Em algumas ocasiões, atravessam nossas vidas pessoas indesejáveis. São criaturas de convivência difícil, vencidas, que se atormentam com o sucesso alheio e só transmitem energia negativa.
Que fazer? O propósito de sua vida é seu. Só a você cabe descrevê-lo ou defini-lo. Decisão: atenção zero. Proponha a você mesmo, olhando para o espelho, ser bom, saudável, se possível excelente. Como fazer? A decisão é sua, vive a seu lado ou na sua mente, caminha com você, hoje e sempre.
Os indesejáveis costumam usar como estratégia para manipular e paralisar os que vivem em paz e felizes, a culpa.
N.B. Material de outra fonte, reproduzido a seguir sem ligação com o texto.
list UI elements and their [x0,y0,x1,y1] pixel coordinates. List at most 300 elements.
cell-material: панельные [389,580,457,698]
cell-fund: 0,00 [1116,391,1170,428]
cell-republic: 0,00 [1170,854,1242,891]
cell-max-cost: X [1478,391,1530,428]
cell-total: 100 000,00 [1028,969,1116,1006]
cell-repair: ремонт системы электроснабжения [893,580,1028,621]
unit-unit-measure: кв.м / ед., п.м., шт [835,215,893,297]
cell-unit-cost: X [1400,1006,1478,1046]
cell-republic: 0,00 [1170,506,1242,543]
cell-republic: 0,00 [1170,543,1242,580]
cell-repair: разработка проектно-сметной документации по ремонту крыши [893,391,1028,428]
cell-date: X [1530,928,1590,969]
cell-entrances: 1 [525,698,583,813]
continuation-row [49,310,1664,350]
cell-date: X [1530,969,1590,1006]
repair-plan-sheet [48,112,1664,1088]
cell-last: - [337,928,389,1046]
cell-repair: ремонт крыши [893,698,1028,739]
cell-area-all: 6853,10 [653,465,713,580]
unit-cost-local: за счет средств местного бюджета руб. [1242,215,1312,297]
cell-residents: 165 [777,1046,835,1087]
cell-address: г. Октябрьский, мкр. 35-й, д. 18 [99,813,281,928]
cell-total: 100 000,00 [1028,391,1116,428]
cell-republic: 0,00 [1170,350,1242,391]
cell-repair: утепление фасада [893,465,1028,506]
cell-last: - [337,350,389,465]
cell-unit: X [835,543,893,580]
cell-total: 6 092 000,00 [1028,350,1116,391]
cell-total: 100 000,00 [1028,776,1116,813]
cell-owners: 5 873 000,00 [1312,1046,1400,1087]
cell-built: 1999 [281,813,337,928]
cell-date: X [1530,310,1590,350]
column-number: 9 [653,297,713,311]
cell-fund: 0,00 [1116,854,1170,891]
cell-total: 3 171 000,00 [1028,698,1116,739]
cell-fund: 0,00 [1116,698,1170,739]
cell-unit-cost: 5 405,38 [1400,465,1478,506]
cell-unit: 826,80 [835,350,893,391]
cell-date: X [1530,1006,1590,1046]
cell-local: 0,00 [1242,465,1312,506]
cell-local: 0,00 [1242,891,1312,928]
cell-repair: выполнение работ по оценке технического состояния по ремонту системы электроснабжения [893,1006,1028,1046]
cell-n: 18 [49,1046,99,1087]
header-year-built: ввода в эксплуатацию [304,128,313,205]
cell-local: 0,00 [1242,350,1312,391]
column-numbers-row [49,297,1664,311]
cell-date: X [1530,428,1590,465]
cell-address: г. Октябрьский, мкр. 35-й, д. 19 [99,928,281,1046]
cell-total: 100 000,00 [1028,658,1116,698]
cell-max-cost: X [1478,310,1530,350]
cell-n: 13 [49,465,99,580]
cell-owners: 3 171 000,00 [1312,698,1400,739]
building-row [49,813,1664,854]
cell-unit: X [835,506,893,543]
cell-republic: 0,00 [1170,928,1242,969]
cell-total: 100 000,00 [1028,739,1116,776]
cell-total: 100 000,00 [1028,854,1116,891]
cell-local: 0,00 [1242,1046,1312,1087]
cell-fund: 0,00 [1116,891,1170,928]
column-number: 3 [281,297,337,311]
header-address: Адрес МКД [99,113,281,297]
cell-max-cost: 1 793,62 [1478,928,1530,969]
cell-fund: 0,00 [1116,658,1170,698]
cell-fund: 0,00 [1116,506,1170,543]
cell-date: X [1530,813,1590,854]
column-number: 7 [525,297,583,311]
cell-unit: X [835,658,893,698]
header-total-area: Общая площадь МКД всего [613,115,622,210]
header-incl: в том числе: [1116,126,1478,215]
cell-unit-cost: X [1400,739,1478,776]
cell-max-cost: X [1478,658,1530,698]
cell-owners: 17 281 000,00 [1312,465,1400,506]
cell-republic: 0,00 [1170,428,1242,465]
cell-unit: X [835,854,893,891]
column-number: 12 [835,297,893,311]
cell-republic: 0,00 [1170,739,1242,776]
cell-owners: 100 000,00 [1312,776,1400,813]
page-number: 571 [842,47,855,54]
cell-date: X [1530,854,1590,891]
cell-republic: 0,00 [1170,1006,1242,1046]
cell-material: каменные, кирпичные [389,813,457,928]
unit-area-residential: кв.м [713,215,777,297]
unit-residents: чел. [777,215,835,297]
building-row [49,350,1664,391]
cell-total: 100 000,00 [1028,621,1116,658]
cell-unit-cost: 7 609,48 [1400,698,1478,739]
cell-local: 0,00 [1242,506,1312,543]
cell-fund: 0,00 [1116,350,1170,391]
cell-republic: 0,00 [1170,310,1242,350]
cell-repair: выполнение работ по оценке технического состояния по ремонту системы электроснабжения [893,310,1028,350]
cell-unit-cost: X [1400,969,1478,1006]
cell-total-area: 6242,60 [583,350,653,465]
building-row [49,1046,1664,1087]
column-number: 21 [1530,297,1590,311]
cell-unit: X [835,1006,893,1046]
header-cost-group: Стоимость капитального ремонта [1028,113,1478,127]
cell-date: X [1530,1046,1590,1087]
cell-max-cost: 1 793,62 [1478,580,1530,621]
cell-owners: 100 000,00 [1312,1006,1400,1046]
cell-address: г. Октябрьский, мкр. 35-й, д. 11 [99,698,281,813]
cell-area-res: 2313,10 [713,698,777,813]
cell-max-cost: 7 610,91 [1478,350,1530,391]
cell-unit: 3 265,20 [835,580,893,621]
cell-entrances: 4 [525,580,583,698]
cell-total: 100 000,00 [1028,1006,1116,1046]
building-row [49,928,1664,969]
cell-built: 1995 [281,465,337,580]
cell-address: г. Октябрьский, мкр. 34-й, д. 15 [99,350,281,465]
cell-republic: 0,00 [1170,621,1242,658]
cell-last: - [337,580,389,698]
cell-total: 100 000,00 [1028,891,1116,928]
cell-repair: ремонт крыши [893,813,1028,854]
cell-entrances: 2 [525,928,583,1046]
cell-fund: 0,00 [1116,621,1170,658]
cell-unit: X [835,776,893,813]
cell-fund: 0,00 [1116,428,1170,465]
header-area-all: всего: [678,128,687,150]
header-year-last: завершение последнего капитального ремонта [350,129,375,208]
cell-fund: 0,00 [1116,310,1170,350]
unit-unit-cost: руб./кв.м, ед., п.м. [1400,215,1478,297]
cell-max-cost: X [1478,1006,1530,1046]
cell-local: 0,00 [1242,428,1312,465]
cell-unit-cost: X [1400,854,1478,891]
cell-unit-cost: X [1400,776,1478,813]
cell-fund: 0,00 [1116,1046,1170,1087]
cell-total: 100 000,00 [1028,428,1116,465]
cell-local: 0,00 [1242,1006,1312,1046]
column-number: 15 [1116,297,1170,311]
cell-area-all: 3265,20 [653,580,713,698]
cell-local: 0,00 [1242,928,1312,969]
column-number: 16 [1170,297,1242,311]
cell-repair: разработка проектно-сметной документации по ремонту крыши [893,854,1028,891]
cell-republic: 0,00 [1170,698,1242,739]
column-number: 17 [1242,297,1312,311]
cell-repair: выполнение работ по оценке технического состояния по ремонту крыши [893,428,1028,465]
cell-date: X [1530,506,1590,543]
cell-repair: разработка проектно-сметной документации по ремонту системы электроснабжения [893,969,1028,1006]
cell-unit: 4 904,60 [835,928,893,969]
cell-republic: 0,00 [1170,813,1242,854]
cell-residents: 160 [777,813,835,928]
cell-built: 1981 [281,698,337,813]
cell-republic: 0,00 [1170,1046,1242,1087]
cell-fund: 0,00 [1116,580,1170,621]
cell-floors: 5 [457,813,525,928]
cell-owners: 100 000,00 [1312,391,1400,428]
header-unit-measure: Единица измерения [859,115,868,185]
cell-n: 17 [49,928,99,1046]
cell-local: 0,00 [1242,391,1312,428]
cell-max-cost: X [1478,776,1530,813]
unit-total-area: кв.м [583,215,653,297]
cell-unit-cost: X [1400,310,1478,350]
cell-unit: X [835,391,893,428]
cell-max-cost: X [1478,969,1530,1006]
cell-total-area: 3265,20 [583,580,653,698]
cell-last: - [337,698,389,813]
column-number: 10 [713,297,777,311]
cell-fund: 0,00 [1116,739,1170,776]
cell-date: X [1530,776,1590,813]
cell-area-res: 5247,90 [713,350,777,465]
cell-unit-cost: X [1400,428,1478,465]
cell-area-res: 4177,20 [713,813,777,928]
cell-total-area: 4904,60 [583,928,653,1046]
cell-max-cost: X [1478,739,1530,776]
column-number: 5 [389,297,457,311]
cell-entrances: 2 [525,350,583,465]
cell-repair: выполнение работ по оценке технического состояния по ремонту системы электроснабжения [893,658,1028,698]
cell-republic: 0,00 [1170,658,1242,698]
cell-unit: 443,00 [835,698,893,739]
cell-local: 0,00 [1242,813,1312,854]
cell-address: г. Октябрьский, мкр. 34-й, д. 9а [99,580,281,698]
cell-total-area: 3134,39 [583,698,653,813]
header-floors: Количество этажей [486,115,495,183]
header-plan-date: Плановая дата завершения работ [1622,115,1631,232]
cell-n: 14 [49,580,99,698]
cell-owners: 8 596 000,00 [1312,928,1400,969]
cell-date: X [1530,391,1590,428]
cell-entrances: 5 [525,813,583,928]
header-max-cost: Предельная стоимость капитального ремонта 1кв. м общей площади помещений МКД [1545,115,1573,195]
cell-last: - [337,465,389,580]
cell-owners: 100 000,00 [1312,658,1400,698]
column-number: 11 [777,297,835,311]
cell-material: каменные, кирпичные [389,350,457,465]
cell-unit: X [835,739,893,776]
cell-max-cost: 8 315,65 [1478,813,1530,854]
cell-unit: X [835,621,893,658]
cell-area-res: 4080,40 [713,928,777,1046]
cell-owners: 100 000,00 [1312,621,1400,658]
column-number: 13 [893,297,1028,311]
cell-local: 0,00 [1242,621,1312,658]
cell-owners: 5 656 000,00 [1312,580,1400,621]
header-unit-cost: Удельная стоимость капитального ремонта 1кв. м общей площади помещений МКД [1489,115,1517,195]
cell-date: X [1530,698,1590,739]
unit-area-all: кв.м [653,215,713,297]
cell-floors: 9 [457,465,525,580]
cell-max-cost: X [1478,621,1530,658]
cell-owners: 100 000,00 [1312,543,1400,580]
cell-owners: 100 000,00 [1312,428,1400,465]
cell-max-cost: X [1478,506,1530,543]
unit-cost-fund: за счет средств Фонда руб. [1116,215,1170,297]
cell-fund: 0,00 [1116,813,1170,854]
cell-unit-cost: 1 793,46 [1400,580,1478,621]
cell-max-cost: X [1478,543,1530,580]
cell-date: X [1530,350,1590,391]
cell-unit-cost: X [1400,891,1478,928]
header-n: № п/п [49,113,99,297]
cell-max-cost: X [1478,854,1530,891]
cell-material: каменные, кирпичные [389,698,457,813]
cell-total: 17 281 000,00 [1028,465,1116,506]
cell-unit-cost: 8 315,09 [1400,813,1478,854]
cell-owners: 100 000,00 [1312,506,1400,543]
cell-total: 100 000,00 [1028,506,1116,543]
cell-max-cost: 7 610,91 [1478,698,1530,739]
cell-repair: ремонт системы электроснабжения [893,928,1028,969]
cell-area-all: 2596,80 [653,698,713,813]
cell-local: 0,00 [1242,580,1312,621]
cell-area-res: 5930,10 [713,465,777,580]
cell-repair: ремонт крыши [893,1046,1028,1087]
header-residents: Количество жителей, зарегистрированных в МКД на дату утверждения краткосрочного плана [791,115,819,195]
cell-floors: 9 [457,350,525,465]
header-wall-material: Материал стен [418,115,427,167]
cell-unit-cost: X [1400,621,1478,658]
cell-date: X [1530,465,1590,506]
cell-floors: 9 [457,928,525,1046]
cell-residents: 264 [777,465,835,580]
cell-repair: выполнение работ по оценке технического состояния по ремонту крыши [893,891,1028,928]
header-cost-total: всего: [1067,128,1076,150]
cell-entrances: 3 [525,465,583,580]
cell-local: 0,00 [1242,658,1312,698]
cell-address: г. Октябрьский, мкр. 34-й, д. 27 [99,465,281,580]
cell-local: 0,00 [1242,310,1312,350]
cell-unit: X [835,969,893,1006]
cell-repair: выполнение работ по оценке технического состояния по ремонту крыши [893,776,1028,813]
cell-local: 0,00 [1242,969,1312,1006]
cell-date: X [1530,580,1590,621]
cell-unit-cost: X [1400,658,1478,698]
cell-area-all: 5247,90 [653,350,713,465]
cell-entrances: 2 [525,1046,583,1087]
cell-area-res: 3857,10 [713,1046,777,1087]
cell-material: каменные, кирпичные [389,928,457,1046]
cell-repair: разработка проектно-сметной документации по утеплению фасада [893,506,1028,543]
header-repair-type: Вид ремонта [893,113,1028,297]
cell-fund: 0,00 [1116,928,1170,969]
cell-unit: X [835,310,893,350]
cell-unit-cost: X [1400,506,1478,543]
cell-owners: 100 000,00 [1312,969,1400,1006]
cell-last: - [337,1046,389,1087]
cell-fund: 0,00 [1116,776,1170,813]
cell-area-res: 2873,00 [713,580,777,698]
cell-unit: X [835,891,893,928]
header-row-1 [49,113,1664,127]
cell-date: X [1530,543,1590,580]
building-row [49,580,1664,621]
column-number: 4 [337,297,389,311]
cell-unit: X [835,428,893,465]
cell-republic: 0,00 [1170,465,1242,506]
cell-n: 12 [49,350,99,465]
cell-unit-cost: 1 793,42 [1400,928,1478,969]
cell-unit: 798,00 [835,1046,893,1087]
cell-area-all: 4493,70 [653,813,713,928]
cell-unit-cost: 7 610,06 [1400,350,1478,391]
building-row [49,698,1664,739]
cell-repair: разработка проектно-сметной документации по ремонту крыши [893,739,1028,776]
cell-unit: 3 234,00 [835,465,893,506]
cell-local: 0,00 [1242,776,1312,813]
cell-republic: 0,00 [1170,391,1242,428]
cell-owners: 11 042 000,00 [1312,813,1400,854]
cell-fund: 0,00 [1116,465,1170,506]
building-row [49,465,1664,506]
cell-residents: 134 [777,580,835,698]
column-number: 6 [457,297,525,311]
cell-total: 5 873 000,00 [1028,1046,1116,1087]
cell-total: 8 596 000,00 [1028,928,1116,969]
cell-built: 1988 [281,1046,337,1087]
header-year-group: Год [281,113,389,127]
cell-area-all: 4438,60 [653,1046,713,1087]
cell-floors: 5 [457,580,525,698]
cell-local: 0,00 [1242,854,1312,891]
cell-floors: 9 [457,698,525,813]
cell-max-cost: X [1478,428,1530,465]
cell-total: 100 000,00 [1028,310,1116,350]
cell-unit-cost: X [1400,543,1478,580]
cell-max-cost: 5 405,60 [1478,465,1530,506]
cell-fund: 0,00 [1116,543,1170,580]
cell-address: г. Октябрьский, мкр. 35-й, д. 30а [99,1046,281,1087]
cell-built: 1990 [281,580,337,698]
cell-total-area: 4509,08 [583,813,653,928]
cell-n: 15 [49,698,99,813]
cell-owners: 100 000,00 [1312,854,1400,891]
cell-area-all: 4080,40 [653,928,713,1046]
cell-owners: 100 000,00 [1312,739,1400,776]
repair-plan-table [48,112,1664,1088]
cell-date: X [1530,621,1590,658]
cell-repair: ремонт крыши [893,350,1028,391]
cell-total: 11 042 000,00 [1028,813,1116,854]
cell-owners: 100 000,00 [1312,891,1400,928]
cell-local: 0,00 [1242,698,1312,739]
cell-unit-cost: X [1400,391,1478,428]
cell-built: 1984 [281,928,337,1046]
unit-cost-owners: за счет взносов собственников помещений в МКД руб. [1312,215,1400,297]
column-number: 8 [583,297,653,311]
Os psicólogos estabelecem que a culpa é a diferença entre o que você fez e o que você deveria ter feito, entre o que você quer e o que você deveria fazer.
Em resumo, desequilibrar o emocional, como se a verdade fosse somente a deles. Isto cresce nas mentes doentias, na medida em que viver com culpa é viver condenado, constrangido, insatisfeito consigo mesmo, sentindo-se vítima o tempo todo pela vida equivocada que construiu.
Na vida precisamos aprender a negociar seguidamente, não estabelecendo litígios, tampouco cedendo direitos legítimos. Eles nos pertencem. Para tanto, só duas palavras existem: sim ou não. Ambas definem e resolvem qualquer diferença nas relações pessoais.
Vivemos imersos em uma sociedade, somos seres sociais, precisamos aprender a nos relacionar de maneira saudável. A negativa é impossível, procure a negociação que acha.
Este processo acontece desde o começo da humanidade, a partir da criação do primeiro homem, Adão, onde a culpa e a vitimização se inseriram no ser humano. A primeira culpa nasceu em Adão por ter obedecido a Eva e comido o fruto proibido. Então, por culpa, Adão começou a cobrir seu corpo: passou a se esconder, já não podia se mostrar nu perante seu criador e estabeleceu o primeiro dilema: onde ficou a capacidade de Adão de decidir se comia ou não aquela maçã? Foi Eva a culpada e Adão, a vítima?
A partir daí o homem começou a definir culpados e inocentes, vítimas e algozes, transformando uma vida de livre arbítrio em uma vida culpada, onde se impõe sacrifícios, ritos e frustrações desnecessárias, na verdade, privações.
Por fim, mirem-se no escritor Bob Mandel: Seu direito a ser você mesmo é diferente dos outros direitos. Não se trata de um direito que lhe tenha sido outorgado, vem com o “pacote”, ou seja, você. A vida é uma viagem que começa e termina com você.
Somos vítimas unicamente de nossas escolhas. A culpa não está no sentimento, mas no consentimento – São Bernardo de Claraval, Eclesiástico francês.